Laraine is fascinated by rocks and has collected and used them to build a number of pieces. "Put me by a riverbed and I can be left alone for hours," she says. She and Head spent last fall driving to each of Humboldt's rivers to gather stones. Though the outings were fun, transporting the rocks was no easy matter. At first, they put the stones into Head's dog food bags and lugged them up the river bank to the car. Later they borrowed a friend's baby stroller to cart the rocks.

Their labyrinth has a radius of 19 feet. "Nineteen is a mystical number in the Baha'i religion," explains Head, a follower of the Baha'i and Sufi faiths. They measured the 2-foot ring widths by placing safety pins on the training leash for Head's dog Dash. "High tech!" she laughs.

Rather than follow a logical order, "We'd just look at each other and say, 'What shall we work on today?'" Laraine says. "We did the outside ring first, the innermost ring next, and then the intermediate ones." On the grass, she showed me how. "You dig a hole with a trowel, make an indentation for each stone, place the stone in carefully and pack dirt around it." Meeting once or twice a week, they spent two to three hours working each time.
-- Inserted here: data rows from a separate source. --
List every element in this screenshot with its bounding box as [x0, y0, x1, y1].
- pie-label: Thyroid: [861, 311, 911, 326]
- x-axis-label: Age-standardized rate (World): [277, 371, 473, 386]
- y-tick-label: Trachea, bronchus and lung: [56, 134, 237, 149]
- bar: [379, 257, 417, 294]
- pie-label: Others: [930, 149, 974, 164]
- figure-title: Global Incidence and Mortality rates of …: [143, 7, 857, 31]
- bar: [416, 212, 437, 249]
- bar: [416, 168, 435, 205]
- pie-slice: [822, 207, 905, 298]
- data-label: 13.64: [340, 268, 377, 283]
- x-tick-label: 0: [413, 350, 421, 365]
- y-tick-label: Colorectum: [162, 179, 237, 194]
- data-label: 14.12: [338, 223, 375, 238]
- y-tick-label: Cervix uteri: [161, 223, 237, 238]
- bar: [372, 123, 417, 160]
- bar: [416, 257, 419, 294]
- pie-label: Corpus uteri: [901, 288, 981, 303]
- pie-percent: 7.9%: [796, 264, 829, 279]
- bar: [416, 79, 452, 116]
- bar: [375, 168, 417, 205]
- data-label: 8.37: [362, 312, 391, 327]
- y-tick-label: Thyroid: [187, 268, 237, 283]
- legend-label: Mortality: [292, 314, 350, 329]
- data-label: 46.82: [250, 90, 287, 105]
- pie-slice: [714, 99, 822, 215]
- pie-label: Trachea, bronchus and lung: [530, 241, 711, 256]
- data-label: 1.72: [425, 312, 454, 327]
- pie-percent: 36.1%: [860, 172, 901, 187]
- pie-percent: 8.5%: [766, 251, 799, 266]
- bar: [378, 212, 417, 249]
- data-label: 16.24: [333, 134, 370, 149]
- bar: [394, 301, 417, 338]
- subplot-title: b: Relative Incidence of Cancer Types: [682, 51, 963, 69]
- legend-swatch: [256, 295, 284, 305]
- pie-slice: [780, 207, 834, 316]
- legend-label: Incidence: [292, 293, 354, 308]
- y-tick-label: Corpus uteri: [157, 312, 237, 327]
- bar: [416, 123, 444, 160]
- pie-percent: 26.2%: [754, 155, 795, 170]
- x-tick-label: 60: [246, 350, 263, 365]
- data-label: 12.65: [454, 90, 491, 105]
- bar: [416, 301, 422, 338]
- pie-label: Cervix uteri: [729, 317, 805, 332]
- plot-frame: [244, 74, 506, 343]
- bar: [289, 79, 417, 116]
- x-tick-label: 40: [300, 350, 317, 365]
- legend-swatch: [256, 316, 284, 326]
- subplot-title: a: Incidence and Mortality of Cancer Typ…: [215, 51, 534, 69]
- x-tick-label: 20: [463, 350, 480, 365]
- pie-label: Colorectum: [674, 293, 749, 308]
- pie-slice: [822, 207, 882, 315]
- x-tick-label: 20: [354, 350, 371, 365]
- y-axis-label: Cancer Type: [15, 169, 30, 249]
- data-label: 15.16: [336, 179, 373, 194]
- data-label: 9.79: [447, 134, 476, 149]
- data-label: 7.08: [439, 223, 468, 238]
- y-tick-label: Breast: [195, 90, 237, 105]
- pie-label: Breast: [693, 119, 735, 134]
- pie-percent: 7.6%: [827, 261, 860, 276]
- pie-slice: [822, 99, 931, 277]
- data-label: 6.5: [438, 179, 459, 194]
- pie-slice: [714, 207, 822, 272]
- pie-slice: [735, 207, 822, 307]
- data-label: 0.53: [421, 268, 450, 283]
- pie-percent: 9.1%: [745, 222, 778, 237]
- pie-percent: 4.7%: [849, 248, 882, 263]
They made some mistakes, like filling in all the rings with stones and forgetting to leave openings where the walker makes a turn. And they haven't decided what to put in the center — at the moment a pink hula hoop adorns the space.
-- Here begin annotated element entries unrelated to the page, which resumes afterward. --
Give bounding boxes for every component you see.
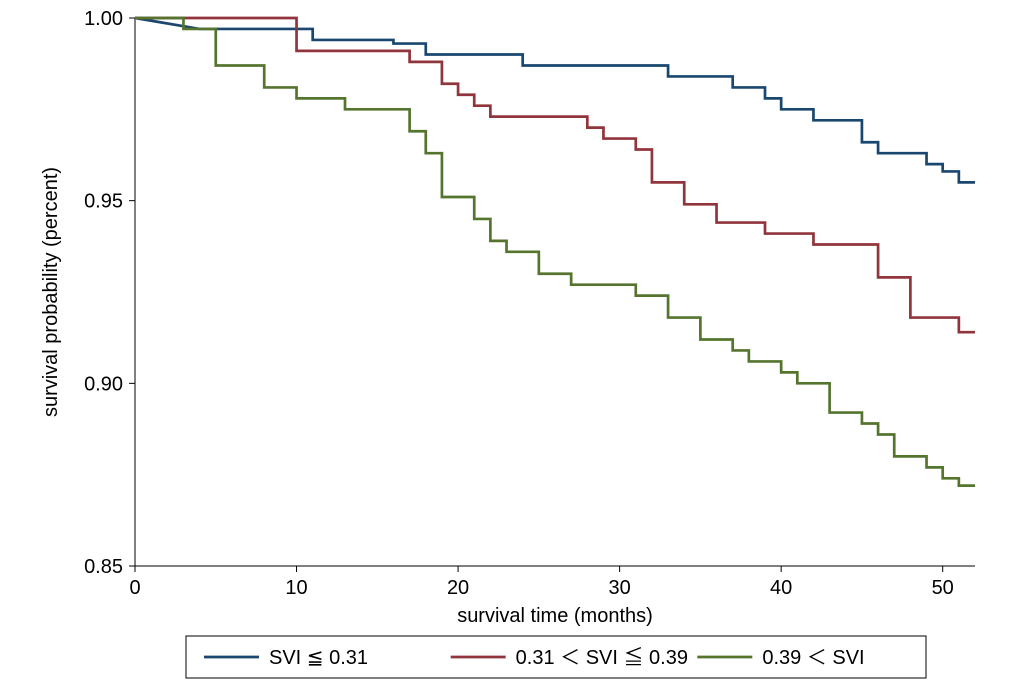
svg-text:1.00: 1.00 — [84, 8, 123, 30]
svg-text:40: 40 — [770, 577, 792, 599]
svg-text:0.95: 0.95 — [84, 191, 123, 213]
svg-text:0: 0 — [129, 577, 140, 599]
legend-label: 0.39 ＜ SVI — [762, 647, 864, 669]
svg-text:survival probability (percent): survival probability (percent) — [40, 167, 62, 417]
svg-text:50: 50 — [932, 577, 954, 599]
svg-text:0.90: 0.90 — [84, 373, 123, 395]
svg-text:survival time (months): survival time (months) — [457, 605, 653, 627]
svg-text:20: 20 — [447, 577, 469, 599]
svg-text:0.85: 0.85 — [84, 556, 123, 578]
svg-text:30: 30 — [608, 577, 630, 599]
legend-label: SVI ≦ 0.31 — [269, 647, 368, 669]
survival-chart: 0 10 20 30 40 50 survival time (months) 0.85 0.9… — [0, 0, 1020, 686]
svg-text:10: 10 — [285, 577, 307, 599]
legend-label: 0.31 ＜ SVI ≦ 0.39 — [516, 646, 688, 669]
From a plaster mold, Laraine created colorful ceramic glazed stones that they placed at the turning point of every ring. Each stone represents a different faith: Baha'i, Christianity, Judaism, Islam, Buddhism, Taoism, Hindu, Sikhism and Shinto, with another representing all Native American religions. "One goal of Baha'i is is to help others on their path and encourage each individual's spiritual practice, so we wanted to represent as many faiths as we could," says Head.

The two walk the labyrinth regularly, as do fellow meditators of the open-air Centering Prayer group. "I'm always going this way and that," Laraine says. "Walking the labyrinth helps me to slow down."

Laraine and Head joke that knowing what they know now, they could become labyrinth consultants. They'd probably have plenty of clients. According to a recent Bloomberg article, building garden labyrinths is a popular trend during the pandemic.

But whatever happens in the future, the process has been a spiritual journey for them. "During the time of shelter in place, I haven't been able to serve the community in my usual ways, since meeting face-to-face is restricted," says Head. "Building a labyrinth gave me a way to be in the natural world and to make a contribution."

Louisa Rogers (she/her) is a freelance writer based in Humboldt.